Here's something worth watching and paying attention to. 60 Minutes had a great piece last weekend about homelessness among veterans (click and watch below). The story focused on a Stand Down event in San Diego attended by more than 900 homeless veterans. For three days, these veterans could be seen by doctors and dentists, get help with employment, find out about the (scant) housing opportunities, and tap into the wide variety of services offered to veterans by the VA and to homeless people everywhere by other government and social service agencies. This event, and others like them all over the country, are going to be initial indicators of whether soldiers returning from Iraq and Afghanistan thrive or sink towards poverty and homelessness. Find out what's happening in your community, and try to get involved.



Here at Community Voice Mail, we are trying to help end homelessness among veterans by giving out voice mail numbers to more than 4,000 veterans each year, and connecting them to information that can help them get jobs, find housing, stay healthy, and get the help they need to get on with their lives. Many of our managers regularly provide CVM numbers at Stand Down events like this around the country. And next year, we're going to do much, much more (more about this in another post).

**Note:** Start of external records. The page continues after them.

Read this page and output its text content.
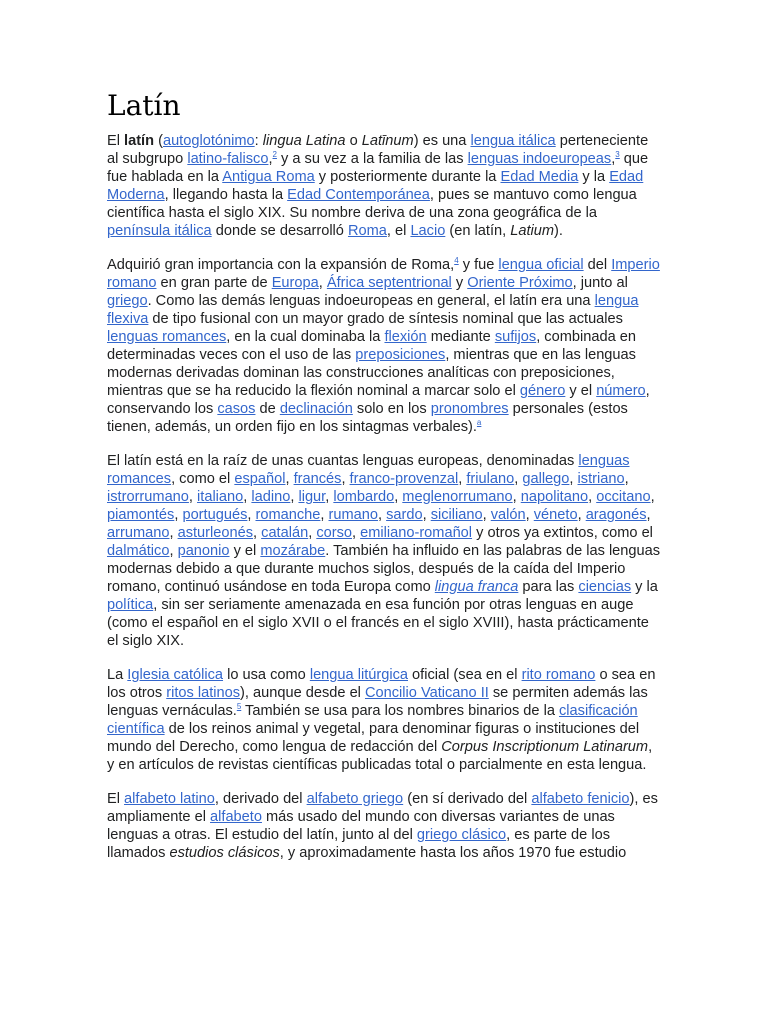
Latín

El latín (autoglotónimo: lingua Latina o Latīnum) es una lengua itálica perteneciente al subgrupo latino-falisco,$^2$ y a su vez a la familia de las lenguas indoeuropeas,$^3$ que fue hablada en la Antigua Roma y posteriormente durante la Edad Media y la Edad Moderna, llegando hasta la Edad Contemporánea, pues se mantuvo como lengua científica hasta el siglo XIX. Su nombre deriva de una zona geográfica de la península itálica donde se desarrolló Roma, el Lacio (en latín, Latium).

Adquirió gran importancia con la expansión de Roma,$^4$ y fue lengua oficial del Imperio romano en gran parte de Europa, África septentrional y Oriente Próximo, junto al griego. Como las demás lenguas indoeuropeas en general, el latín era una lengua flexiva de tipo fusional con un mayor grado de síntesis nominal que las actuales lenguas romances, en la cual dominaba la flexión mediante sufijos, combinada en determinadas veces con el uso de las preposiciones, mientras que en las lenguas modernas derivadas dominan las construcciones analíticas con preposiciones, mientras que se ha reducido la flexión nominal a marcar solo el género y el número, conservando los casos de declinación solo en los pronombres personales (estos tienen, además, un orden fijo en los sintagmas verbales).$^a$

El latín está en la raíz de unas cuantas lenguas europeas, denominadas lenguas romances, como el español, francés, franco-provenzal, friulano, gallego, istriano, istrorrumano, italiano, ladino, ligur, lombardo, meglenorrumano, napolitano, occitano, piamontés, portugués, romanche, rumano, sardo, siciliano, valón, véneto, aragonés, arrumano, asturleonés, catalán, corso, emiliano-romañol y otros ya extintos, como el dalmático, panonio y el mozárabe. También ha influido en las palabras de las lenguas modernas debido a que durante muchos siglos, después de la caída del Imperio romano, continuó usándose en toda Europa como lingua franca para las ciencias y la política, sin ser seriamente amenazada en esa función por otras lenguas en auge (como el español en el siglo XVII o el francés en el siglo XVIII), hasta prácticamente el siglo XIX.

La Iglesia católica lo usa como lengua litúrgica oficial (sea en el rito romano o sea en los otros ritos latinos), aunque desde el Concilio Vaticano II se permiten además las lenguas vernáculas.$^5$ También se usa para los nombres binarios de la clasificación científica de los reinos animal y vegetal, para denominar figuras o instituciones del mundo del Derecho, como lengua de redacción del Corpus Inscriptionum Latinarum, y en artículos de revistas científicas publicadas total o parcialmente en esta lengua.

El alfabeto latino, derivado del alfabeto griego (en sí derivado del alfabeto fenicio), es ampliamente el alfabeto más usado del mundo con diversas variantes de unas lenguas a otras. El estudio del latín, junto al del griego clásico, es parte de los llamados estudios clásicos, y aproximadamente hasta los años 1970 fue estudio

At minute mark 10:20, the reporter says "Stand Down can't track a thousand homeless vets, so there's really no way to know how many might have picked up a lead on a job or a home..." But of course, there is a way. Give every veteran attending a Stand Down a Community Voice Mail number, tell them that they're going to start receiving regular broadcast voice messages about jobs, housing and all the services they learned about at the event. Tell them they can also receive this information via email, or on a blog, or using Facebook or Twitter. And finally, tell them that from time to time someone will contact them and ask them how they're doing, whether they've found a job, and if they've received the services they need. These are capabilities we have now that could be offered at Stand Down events all over the country. It's not that hard.

In this age of "social networking," we sometimes forget how important it is to stay connected to people. Hundreds of thousands of people who are homeless come to Stand Down and Homeless Connect events all over the country each year, and most of them leave these events without a simple way to stay connected to the resources offered there. Every agency offering services has a form where they will take phone numbers, mailing addresses and maybe email addresses, but there is no summing of the parts, no coordinated effort to make it easy to reach every attendee with follow-up information that can help them. They come as individuals, and they leave as individuals, with little effort to bring them into a community or network of people facing similar problems (or offering solutions to these problems, like the agencies or individuals that participate). Without the ability to stay connected to veterans attending a Stand Down event, the value of every service provided there is diminished.

Imagine a day when every homeless person becomes part of an information network specifically designed to increase opportunities for rising out of poverty, to match people with available services, and to increase a feeling of connectedness that people living on the streets often lack. That's what we're trying to build here at Community Voice Mail.